The essence of the tale is that Brandeis, who at the time was sitting on a regulatory body which controlled the monopoly like rates of railroadsm had gotten enthralled with the less than scientific work of Taylor and the Gilbreths. He then saw that railroads should employ these new management techniques and then lower their rates. Simple, except as Lepore states, the Taylor results were a fraud! Perhaps there is a lesson here for many other "scientifically" based causes seeking legal justification. Brandeis was a brilliant legal scholar, however he had no expertise in the area of actually running a company. He did however understand the "books" and "records" of a company and as such he had used this profitably in his law practice. Yet the Taylor approach assumed you looked forward and not backward, that you understood the business as a living entity and not just the records of what happened. Brandeis was a lawyer at heart, as such he always looked backwards for precedent.

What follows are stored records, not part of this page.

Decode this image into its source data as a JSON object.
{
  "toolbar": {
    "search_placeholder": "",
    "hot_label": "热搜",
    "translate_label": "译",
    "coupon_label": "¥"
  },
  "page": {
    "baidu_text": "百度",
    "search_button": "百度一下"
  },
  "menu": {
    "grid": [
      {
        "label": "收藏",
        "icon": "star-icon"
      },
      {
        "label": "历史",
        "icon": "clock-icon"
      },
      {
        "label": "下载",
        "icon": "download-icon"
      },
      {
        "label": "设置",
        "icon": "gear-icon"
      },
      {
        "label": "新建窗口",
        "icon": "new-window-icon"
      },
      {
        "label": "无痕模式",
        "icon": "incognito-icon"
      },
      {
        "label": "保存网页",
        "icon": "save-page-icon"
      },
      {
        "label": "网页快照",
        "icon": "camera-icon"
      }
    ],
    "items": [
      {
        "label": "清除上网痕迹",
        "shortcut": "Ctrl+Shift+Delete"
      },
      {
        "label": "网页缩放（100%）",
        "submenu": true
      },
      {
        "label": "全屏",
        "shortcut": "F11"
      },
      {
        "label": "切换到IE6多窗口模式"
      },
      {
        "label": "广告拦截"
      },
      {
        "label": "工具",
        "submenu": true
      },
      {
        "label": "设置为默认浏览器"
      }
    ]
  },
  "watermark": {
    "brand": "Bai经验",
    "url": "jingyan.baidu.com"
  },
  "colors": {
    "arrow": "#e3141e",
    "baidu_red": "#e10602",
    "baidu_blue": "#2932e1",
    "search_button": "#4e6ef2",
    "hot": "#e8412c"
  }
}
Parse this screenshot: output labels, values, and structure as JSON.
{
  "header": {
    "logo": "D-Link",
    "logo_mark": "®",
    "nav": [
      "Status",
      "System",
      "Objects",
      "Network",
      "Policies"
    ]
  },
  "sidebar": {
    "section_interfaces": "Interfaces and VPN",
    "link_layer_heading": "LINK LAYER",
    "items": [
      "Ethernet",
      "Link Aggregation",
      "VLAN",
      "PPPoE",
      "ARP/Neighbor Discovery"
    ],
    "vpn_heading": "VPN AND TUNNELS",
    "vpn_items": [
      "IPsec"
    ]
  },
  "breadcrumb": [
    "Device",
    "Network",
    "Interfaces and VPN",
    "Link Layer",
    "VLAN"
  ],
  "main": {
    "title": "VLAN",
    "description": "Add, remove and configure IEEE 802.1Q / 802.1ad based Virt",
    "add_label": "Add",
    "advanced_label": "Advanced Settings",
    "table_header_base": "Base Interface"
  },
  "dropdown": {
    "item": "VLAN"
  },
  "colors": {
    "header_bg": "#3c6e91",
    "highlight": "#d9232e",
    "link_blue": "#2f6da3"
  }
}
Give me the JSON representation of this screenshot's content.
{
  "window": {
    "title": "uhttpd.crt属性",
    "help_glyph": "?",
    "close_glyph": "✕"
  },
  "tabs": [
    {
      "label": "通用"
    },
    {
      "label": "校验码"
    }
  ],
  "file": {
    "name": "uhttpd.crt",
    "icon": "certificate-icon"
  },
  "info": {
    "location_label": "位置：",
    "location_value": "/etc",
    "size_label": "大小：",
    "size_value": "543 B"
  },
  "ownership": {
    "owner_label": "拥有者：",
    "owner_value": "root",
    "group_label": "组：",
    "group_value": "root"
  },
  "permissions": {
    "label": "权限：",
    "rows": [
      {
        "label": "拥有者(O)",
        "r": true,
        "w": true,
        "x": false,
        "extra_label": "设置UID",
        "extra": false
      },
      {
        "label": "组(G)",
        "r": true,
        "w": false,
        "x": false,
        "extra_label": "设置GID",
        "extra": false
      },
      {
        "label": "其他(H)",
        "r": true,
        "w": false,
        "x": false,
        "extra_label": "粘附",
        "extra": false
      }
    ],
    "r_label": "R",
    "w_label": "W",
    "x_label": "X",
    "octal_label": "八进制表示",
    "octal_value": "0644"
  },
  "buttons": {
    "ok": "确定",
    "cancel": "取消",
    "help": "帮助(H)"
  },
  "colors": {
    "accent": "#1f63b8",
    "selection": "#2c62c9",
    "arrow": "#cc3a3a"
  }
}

The author of the present biography gives, in my opinion, short shrift to this issue discussed by Lepore. He covers it on pp 240-243 but his discussion misses the key point presented by Lepore. Namely that Brandies became enamored with Taylor and Galbreth and that Taylor according to Lepore was somewhat of a fraud, the Taylor data it is alleged was all fabricated, and Galbreth had little if any basis for his facts and recommendations.

The author has done a superb job at writing the biography. Yet it does have in my opinion certain weaknesses. In certain parts of the text the sentences are wonderful but the paragraphs do not hold together, there is jumping around in time and in concepts being discussed. In contrast, the Lepore article has a style that is quite readable, whereas that of Urofsky is at times cumbersome and pedantic. As stated in my discussion of privacy and "management", Brandeis set the gold standard for privacy and I believe Urofsky could have taken that further, and with Taylor and Galbreth, I believe Brandeis just did not do his home work, and this was a failing.